Far from the Madding Crowd – Çılgın Kalabalıktan Uzak
Ekonomik özgürlüğe sahip, güzel ve inatçı bir kadın, üç farklı erkek tarafından arzulanmaktadır: başına buyrukluğundan etkilenen çiftçi Gabriel Oak, yakışıklı ve pervasız çavuş Frank Troy ve zengin, olgun bir bekar olan William Boldwood. Bathsheba’nın özgürlüğünü sürdürmeye çalışarak yaptığı seçimler, tutkuları ve aşkı keşfedişi hikaye ediliyor...
Filmin genel itibariyle yavaş tempoda olduğunu ve takip etmekte zorlandığım kısımlar içerdiğini söyleyebilirim. Fakat son beş dakika, biraz sıkılarak izlediğim o iki saate değdi. Pride and Prejudice sevenler muhtemelen bu filmi de seveceklerdir.
Çok çok iyi bir film.Klişe aşk filmlerinden tamamen farklı.Puanım 8/10
Gabriel 10 numara adam yaa kadina gicik oldum ya adami basdan beri sevdigi halde sirf inadi ve kibiri yuzunden evlenmicem dedi filmin sonundada kendisi evlik teklifinde bulundu adama resmen ne kadar ironik
gabrielin yerinde olsam kabul etmezdim
Filmde duyguyu hissettirebilen tek kişi Çavuş Frank.
inekler duyguyu böyle hissediyor demek
Gerçek aşkı bulma yolunda bir kadın, aşkına sadakatle bağlı olan onurlu bir adam.. kesinlikle izlenmesi gereken duygu yüklü bir film.. 8/10
Gabriel … Açıkcası film beklentilerimi karşılamadı,çoğu sahneyi sararak izledim. Boş vaktiniz varsa önerebilirim.Sadece Gabriel bütün duyguları hissettirdi.
Olayın işlenmesi ve kadın-erkek bakış açısını irdelemesi bakımından gayet başarılı. Rollerin nasıl tersine dönüşüverdiğini ironik şekilde ele alması, kostüm ve çekim kalitesi bakımından da oldukça beğendim.
Çooook beğendim Gabriel bei çook duygulandırdı. Sadık aşıklar hep hor görülür zaten.
Duyguları izleyiciye hissettiren başarılı bir dönem filmi, sıkılmadan izlenebiliyor. Romantik film ihtiyacını gayet güzel beslemekte.
Kitabı Kadar İnanılmaz Tek Kelime ”Müthiş”
3 erkeği parmağında oynatanbir kadın… aşk filminden uzak,tuhaf ilşkilerle dolu bir film boş vaktinizi daha kalıteli yapımlarla değerlendirebilirsiniz.
Oyunculuk ve manzaralar çok güzel, zevkle izledim.
başlarda hiçbir erkeğe gereksinim duymadan kendi ayakları üzerinde yaşayabileceğini savunan feminist bir ideolojiye sahip özgürlüğüne düşkün genç bir kadın aşkla tamıştıktan sonra her şey değişti
"İnsan düşünürken muktedir yaşarken acizdir" demişler. Kendinizi ne kadar güçlü, asil, özgür hissederseniz hissedin, hatalı tercihleriniz her şeyi mahvedebilir. Hayatına yön veren şey doğuştan sahip oldukların değil, kendi seçimlerin oluyor neticede. Ana karakterin kadın olduğu filmler arasında favorilerimden biri oldu. Çok beğendim.

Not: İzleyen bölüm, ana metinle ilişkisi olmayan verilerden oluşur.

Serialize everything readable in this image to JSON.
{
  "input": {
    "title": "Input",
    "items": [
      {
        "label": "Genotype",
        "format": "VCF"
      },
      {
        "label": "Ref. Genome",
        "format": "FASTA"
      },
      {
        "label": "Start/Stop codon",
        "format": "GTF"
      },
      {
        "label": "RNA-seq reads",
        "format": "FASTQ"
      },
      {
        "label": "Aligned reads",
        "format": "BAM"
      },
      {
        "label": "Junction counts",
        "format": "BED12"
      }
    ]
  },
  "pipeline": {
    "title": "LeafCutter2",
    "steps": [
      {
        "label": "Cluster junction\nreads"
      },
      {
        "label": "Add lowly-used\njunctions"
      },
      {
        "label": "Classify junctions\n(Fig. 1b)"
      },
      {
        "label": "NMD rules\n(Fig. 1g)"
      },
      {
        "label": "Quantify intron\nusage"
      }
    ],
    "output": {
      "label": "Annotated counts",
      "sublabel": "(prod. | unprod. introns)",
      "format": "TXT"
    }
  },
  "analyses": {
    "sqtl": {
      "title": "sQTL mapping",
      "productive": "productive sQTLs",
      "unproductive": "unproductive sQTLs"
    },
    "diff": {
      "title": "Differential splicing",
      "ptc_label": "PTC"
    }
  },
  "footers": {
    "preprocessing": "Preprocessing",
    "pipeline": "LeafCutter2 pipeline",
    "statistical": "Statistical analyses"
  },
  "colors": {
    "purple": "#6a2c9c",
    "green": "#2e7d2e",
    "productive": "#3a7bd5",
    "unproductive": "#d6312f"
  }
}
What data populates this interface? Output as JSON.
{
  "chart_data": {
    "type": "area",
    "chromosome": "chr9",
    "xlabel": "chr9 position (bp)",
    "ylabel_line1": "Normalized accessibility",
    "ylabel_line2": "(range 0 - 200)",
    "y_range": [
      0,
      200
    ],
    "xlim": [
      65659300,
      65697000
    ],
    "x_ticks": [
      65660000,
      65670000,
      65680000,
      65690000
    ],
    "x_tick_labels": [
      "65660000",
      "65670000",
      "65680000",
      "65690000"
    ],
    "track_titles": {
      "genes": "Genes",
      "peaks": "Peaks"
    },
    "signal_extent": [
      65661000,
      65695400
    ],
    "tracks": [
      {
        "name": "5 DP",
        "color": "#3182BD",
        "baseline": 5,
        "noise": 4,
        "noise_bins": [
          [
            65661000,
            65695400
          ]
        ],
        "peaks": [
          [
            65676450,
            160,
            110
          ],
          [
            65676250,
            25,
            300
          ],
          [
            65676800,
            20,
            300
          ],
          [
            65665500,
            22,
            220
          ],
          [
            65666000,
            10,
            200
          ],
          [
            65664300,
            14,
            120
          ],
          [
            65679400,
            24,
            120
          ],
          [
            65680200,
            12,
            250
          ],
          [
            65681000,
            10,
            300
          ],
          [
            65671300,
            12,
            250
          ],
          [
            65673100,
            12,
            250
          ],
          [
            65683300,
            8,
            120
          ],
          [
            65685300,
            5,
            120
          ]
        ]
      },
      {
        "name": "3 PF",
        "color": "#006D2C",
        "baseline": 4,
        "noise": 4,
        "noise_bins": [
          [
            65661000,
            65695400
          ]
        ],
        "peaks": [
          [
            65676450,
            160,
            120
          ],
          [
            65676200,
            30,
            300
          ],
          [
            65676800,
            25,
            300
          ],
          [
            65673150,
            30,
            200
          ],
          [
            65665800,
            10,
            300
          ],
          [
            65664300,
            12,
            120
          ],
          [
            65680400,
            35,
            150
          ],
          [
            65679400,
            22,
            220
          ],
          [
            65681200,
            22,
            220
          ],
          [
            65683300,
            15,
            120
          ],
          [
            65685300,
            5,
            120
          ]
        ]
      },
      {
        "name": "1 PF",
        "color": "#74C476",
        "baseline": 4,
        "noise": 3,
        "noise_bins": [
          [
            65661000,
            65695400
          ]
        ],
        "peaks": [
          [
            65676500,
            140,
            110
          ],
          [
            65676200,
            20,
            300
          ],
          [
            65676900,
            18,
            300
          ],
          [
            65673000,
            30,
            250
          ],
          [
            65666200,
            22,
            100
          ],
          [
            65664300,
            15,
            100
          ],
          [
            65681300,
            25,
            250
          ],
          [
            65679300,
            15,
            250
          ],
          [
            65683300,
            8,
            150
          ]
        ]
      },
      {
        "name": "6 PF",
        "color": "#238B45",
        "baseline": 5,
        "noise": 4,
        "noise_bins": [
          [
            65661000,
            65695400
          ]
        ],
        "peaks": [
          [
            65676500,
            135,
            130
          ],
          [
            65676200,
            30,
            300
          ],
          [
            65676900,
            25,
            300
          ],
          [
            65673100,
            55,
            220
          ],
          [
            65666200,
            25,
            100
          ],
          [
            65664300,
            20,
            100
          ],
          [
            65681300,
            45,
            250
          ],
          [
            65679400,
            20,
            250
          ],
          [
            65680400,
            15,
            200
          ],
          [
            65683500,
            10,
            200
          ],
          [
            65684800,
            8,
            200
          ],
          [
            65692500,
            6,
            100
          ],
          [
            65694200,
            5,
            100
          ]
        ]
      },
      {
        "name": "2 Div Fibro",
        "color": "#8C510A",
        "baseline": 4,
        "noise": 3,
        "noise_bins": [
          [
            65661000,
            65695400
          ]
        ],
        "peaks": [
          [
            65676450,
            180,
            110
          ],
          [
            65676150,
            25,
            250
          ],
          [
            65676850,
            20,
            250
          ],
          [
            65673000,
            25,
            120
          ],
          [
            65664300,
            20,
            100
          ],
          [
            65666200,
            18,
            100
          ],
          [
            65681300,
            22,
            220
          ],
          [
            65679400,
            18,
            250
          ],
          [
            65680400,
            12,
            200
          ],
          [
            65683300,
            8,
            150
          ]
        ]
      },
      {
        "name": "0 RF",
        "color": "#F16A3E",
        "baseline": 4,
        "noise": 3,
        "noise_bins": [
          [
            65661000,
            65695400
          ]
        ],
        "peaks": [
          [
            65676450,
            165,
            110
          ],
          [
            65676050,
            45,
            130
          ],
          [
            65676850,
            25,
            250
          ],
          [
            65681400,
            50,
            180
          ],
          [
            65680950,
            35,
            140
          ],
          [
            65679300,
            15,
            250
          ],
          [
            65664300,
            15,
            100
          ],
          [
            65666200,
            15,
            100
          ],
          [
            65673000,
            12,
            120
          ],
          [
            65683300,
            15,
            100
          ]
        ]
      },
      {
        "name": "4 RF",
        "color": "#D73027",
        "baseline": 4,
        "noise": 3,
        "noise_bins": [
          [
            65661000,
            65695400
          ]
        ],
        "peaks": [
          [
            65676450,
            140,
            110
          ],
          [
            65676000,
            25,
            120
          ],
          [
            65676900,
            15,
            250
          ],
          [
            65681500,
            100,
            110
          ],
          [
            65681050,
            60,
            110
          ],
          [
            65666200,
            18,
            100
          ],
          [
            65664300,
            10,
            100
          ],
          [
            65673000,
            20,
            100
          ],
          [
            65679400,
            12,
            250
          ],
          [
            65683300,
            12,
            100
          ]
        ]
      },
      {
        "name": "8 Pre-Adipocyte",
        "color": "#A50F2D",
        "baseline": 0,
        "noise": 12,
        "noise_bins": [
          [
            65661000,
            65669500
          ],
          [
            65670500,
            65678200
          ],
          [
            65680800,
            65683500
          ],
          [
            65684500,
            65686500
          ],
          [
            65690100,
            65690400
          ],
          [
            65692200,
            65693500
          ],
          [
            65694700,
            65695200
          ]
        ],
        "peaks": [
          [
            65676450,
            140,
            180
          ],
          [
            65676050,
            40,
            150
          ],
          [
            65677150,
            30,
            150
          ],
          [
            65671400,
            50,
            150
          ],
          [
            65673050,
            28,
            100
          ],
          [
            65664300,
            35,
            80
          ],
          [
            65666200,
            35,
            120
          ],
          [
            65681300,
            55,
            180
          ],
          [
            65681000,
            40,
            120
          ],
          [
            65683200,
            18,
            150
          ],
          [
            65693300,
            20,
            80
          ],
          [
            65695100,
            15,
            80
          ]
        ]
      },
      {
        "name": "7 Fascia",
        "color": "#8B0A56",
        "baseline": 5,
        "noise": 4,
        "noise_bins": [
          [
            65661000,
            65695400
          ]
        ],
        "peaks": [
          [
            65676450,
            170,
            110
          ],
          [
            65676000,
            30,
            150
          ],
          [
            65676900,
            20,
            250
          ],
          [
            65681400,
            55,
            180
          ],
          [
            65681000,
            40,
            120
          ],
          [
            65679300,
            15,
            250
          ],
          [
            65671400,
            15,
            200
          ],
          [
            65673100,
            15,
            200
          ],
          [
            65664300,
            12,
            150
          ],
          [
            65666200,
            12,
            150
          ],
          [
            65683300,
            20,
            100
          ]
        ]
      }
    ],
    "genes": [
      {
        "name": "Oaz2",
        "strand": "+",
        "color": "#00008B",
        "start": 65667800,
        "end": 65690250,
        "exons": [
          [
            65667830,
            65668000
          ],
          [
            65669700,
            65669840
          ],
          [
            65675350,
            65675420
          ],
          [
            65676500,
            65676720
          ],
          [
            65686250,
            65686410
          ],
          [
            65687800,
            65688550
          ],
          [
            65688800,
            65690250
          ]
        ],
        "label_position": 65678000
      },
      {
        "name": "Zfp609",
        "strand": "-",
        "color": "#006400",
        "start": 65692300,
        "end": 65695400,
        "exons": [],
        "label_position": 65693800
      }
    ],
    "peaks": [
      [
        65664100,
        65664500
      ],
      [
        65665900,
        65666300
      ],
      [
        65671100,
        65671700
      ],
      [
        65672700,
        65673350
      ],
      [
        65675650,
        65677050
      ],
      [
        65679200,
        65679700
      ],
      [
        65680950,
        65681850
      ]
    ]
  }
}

İngilizlerin sadece romanlarını ve onların film uyarlamalarını seviyorum sanırım. Hangi yıl hatırlamıyorum daha önce de çekilmiş filme. O romana daha sadıktı. Ama bu da güzel. Sevdim. Bence siz de seveceksiniz.
20-26 yaş aralığında olan bir bayan olarak diyeceğim ki Bathsheba tam bir gerizekalı. Başına buyruk falan değil…Kendini zeki sanan şımarık bir salak.
etkileyici bir senaryo, dönem filmi ve aşk-gurur konularını sevenlere hitap ediyor.
Hiç sıkılmadan seyrettim, tasiye ederim.
kitapla ilgisi çok az, o yüzden türüne sadık bir romantik drama filmi olarak izlenmeli. filmin çekildiği yerler, yaratılan mizansenler filmin başarılı yönlerinden. seçilen oyuncular da çok başarılı. senaryo kesik kesik başlasa da hikayeyi sonuç noktasına dek güzel tırmandırıyor.
yalnız bu yönetmenden daha ilginç işler beklerdim, biraz holywood etkisinde kalmış sanki.
çok güzeldi.kaliteliydi…müzikleri muhteşem biraz 2005 yapımı pride and prejudice adlı filmin tadında buldum.